A novel cytochrome P450 mono‐oxygenase from Streptomyces platensis resembles activities of human drug metabolizing P450s

• Published in: Biotechnology and bioengineering Vol. 115; no. 9; pp. 2156 - 2166
• Main Authors: Worsch, Anne, Eggimann, Fabian Kurt, Girhard, Marco, Bühler, Clemens J., Tieves, Florian, Czaja, Rico, Vogel, Andreas, Grumaz, Christian, Sohn, Kai, Lütz, Stephan, Kittelmann, Matthias, Urlacher, Vlada B.
• Format: Journal Article
• Language: English
• Published: United States Wiley Subscription Services, Inc 01.09.2018
• Subjects: Amitriptyline; Amodiaquine; biotransformation; Chemical reactions; Cytochrome; Cytochrome P450; Cytochromes P450; drug metabolite; Drugs; E coli; Enzymes; Gene expression; Gene sequencing; Genomes; Isoforms; Lipophilic; Metabolism; Metabolites; Microorganisms; Oxidation; Oxygenase; Pharmaceutical industry; Pharmaceuticals; Pharmacokinetics; Pharmacology; Ritonavir; Streptomyces; Streptomyces platensis; Thioridazine; Toxicity; Xenobiotics; amodiaquine; biotransformation; cytochrome P450; Streptomyces platensis; drug metabolite; ritonavir
• ISSN: 0006-3592; 1097-0290
• DOI: 10.1002/bit.26781

Cytochrome P450 mono‐oxygenases (P450) are versatile enzymes which play essential roles in C‐source assimilation, secondary metabolism, and in degradations of endo‐ and exogenous xenobiotics. In humans, several P450 isoforms constitute the largest part of phase I metabolizing enzymes and catalyze oxidation reactions which convert lipophilic xenobiotics, including drugs, to more water soluble species.
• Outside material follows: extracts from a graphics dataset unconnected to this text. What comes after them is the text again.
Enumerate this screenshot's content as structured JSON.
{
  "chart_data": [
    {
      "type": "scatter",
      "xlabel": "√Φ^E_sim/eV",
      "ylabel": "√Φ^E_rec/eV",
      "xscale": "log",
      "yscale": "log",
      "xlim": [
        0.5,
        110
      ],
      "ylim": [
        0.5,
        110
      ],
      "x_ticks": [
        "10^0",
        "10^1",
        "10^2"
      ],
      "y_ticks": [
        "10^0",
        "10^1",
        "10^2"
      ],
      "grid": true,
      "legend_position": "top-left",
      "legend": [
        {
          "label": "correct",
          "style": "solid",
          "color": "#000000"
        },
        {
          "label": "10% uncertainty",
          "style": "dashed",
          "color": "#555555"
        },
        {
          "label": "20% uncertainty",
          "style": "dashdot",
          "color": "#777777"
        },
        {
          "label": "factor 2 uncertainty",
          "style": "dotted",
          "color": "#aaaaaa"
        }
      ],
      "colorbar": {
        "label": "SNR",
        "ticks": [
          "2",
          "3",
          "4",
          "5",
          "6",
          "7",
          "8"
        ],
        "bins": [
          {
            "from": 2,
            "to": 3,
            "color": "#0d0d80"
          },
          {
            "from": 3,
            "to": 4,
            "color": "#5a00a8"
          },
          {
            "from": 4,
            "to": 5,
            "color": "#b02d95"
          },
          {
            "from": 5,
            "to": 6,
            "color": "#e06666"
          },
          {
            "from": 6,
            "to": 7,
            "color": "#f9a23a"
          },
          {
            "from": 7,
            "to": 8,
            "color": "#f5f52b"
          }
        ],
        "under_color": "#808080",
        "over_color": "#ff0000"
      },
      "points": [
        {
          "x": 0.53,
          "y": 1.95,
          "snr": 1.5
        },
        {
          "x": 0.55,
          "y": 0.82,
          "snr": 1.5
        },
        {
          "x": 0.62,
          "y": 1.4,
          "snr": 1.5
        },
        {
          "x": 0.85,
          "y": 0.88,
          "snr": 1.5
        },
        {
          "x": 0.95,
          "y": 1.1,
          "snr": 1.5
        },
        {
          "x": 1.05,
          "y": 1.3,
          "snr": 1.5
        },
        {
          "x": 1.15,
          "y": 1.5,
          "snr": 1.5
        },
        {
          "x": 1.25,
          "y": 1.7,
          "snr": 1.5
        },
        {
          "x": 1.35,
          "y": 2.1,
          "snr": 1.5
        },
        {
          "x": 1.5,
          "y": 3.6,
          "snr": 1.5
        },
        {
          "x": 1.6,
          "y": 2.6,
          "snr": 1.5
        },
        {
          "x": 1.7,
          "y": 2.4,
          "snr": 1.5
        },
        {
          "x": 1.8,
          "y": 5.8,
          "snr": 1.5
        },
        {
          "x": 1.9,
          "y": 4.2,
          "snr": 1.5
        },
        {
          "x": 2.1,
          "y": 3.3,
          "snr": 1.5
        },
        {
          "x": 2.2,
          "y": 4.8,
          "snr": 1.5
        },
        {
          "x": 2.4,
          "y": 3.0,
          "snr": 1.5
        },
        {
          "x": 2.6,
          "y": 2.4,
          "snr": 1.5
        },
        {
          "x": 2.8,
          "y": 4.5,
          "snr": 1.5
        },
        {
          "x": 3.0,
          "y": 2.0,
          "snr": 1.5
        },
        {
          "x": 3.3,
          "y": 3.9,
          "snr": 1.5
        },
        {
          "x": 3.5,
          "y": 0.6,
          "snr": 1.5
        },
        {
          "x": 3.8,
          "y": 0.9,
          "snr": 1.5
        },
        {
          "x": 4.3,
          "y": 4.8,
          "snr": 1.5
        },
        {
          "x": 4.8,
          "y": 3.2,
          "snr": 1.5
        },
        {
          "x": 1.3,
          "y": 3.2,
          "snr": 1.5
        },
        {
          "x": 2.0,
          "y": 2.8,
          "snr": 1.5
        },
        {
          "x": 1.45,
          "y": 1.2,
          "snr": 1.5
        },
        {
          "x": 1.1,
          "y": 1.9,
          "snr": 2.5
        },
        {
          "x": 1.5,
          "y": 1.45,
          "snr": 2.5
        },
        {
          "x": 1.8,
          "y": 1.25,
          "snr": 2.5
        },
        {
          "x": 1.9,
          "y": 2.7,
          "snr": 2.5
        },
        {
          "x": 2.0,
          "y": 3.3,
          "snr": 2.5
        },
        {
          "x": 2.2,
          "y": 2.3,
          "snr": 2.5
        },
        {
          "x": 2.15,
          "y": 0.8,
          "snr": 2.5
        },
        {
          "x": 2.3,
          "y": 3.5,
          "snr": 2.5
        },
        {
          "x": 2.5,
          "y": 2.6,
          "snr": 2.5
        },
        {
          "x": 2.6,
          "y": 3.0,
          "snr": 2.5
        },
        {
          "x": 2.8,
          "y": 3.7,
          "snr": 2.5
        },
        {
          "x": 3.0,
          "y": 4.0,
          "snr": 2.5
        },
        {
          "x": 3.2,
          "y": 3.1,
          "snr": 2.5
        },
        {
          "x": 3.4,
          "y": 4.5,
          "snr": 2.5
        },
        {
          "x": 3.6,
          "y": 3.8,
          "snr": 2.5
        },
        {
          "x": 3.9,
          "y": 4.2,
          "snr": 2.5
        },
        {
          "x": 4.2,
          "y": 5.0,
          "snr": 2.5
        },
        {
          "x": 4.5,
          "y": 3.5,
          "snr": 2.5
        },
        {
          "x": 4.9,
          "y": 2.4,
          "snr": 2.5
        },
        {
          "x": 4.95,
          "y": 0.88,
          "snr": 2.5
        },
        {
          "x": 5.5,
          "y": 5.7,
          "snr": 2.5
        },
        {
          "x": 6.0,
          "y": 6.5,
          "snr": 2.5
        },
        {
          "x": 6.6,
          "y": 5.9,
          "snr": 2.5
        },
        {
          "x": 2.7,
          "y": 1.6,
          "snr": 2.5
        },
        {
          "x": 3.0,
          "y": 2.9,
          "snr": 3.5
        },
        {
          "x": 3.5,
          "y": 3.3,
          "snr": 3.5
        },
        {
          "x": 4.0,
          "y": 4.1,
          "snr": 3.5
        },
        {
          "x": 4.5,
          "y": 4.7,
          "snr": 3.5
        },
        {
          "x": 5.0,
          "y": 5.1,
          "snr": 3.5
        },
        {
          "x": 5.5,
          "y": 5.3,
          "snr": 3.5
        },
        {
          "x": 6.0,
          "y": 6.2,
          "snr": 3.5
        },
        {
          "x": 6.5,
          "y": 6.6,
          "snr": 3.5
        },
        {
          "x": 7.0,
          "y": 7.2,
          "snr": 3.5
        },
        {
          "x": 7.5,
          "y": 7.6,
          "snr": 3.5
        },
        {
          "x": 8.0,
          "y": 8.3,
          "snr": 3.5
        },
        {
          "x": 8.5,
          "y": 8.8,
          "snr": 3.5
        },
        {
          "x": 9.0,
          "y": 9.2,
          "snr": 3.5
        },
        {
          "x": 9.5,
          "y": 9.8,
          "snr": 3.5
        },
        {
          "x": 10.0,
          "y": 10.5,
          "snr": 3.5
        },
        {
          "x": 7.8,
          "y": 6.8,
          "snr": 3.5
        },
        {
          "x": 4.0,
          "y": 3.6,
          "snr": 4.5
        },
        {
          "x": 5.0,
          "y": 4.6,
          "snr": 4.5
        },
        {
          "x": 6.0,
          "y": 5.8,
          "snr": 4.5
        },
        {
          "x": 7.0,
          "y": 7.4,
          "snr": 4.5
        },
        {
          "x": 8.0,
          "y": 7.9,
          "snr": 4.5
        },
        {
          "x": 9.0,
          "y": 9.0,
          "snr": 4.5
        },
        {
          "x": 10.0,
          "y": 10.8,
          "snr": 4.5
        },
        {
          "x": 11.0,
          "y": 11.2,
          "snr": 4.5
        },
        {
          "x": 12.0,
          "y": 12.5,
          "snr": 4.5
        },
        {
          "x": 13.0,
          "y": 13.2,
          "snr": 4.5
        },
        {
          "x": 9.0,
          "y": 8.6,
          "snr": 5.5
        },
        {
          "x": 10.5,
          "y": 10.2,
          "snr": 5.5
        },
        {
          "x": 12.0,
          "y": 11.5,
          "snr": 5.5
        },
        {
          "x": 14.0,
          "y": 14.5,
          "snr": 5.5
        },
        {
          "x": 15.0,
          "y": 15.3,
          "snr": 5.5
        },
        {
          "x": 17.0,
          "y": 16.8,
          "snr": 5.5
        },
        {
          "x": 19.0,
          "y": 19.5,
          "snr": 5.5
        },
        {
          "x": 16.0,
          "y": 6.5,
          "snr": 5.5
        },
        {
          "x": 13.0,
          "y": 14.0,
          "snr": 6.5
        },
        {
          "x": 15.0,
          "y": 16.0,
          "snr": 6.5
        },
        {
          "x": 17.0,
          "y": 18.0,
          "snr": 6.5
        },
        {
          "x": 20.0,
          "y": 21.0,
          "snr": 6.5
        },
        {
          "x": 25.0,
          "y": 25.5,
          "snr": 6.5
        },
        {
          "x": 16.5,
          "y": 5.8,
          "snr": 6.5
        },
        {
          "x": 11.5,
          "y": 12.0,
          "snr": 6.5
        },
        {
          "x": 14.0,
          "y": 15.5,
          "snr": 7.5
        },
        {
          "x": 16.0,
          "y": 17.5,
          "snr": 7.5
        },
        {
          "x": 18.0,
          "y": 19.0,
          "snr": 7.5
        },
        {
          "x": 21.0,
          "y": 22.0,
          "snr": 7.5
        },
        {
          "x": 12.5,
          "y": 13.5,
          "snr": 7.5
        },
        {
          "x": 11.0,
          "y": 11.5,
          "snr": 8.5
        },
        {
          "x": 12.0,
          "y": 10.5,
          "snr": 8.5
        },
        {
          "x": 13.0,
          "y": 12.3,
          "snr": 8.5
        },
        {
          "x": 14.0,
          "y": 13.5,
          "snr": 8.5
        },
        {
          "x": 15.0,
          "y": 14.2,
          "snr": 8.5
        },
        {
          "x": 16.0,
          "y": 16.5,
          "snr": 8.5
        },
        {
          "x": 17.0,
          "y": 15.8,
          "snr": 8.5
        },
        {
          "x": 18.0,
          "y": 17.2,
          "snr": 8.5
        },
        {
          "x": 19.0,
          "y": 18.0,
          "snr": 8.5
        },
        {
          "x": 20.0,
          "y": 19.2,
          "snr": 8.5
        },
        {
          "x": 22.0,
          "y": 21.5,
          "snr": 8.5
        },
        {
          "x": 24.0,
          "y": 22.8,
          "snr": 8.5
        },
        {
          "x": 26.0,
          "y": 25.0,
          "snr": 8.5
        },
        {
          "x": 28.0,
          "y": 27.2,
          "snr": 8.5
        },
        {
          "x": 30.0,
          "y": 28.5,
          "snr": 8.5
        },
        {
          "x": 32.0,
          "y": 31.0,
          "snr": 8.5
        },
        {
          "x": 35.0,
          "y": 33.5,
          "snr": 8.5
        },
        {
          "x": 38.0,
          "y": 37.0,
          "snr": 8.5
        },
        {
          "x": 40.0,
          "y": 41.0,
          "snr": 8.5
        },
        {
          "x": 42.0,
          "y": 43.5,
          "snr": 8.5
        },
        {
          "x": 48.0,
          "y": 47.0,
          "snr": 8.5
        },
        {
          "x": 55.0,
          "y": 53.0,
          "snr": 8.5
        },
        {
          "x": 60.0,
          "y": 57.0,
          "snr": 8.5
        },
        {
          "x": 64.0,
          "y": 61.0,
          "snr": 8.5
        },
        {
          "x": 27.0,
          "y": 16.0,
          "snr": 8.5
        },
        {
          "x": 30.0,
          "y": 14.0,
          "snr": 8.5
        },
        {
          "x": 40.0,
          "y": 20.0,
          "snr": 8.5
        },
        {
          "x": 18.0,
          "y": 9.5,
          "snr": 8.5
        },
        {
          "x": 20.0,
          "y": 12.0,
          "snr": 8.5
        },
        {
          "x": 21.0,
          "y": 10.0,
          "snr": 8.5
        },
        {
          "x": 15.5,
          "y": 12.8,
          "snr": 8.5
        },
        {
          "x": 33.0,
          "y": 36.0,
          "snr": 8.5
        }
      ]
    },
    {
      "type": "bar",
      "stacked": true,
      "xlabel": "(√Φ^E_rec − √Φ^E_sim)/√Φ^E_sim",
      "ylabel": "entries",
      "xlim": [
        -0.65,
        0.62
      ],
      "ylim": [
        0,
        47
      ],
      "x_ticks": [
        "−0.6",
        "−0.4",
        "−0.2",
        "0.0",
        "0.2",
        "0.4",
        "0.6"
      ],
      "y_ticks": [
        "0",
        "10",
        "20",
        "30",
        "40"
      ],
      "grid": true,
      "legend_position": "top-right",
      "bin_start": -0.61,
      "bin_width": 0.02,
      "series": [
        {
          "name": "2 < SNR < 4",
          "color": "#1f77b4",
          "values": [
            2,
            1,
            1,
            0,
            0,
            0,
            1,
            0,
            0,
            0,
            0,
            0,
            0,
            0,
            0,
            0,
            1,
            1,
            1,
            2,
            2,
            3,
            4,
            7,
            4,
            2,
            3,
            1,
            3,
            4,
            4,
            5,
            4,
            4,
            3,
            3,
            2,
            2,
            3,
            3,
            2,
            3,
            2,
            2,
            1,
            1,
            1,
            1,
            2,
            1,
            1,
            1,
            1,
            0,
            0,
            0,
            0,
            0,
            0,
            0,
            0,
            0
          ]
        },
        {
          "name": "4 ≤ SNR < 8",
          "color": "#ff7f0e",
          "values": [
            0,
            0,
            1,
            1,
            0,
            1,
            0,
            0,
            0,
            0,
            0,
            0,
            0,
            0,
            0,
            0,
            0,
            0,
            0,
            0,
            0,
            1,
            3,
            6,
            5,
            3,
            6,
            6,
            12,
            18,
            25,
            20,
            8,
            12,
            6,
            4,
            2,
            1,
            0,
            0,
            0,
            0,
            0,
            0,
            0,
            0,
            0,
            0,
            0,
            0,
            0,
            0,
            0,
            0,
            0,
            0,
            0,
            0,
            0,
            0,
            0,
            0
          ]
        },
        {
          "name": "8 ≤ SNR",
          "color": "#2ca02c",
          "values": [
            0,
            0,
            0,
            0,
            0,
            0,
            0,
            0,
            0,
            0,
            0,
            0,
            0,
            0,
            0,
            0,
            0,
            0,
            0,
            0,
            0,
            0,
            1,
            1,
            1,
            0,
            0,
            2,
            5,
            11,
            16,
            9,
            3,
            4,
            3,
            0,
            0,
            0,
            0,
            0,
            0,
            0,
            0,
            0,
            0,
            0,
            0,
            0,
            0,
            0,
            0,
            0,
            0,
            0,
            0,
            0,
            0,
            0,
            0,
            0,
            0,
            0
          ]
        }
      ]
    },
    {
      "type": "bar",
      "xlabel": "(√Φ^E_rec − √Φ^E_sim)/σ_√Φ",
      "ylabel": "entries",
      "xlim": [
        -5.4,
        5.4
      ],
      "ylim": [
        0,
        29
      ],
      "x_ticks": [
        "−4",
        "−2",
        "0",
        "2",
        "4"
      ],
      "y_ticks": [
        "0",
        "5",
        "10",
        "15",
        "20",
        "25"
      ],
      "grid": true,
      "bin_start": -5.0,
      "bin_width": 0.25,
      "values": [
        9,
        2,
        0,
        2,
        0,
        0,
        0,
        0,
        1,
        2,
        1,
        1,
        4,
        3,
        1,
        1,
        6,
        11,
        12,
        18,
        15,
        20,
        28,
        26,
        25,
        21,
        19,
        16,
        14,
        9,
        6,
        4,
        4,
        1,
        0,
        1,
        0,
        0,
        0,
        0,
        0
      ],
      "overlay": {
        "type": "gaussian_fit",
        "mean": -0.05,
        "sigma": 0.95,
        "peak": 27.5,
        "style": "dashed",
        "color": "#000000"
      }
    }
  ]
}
Recombinant human P450s and microorganisms are applied in the pharmaceutical industry for the synthesis of drug metabolites for pharmacokinetics and toxicity studies. Compared to the membrane‐bound eukaryotic P450s, prokaryotic ones exhibit some advantageous features, such as high stability and generally easier heterologous expression. Here, we describe a novel P450 from Streptomyces platensis DSM 40041 classified as CYP107L that efficiently converts several commercial drugs of various size and properties. This P450 was identified by screening of actinobacterial strains for amodiaquine and ritonavir metabolizing activities, followed by genome sequencing and expression of the annotated S. platensis P450s in Escherichia coli. Performance of CYP107L in biotransformations of amodiaquine, ritonavir, amitriptyline, and thioridazine resembles activities of the main human metabolizing P450s, namely CYPs 3A4, 2C8, 2C19, and 2D6. For application in the pharmaceutical industry, an E. coli whole‐cell biocatalyst expressing CYP107L was developed and evaluated for preparative amodiaquine metabolite production. In the pharmaceutical industry, drug metabolites are not only required for metabolite identification (MetID) but also as analytical reference standards as well as for pharmacokinetics and toxicity studies (DMPK). We identified a new promiscuous cytochrome P450 mono‐oxygenase from Streptomyces platensis, classified as CYP107L, that resembles the activities of the main human drug metabolizing CYPs 3A4, 2D6, 2C9, and 2C19 and developed an efficient Escherichia coli whole‐cell biocatalyst for biotransformations of selected drugs.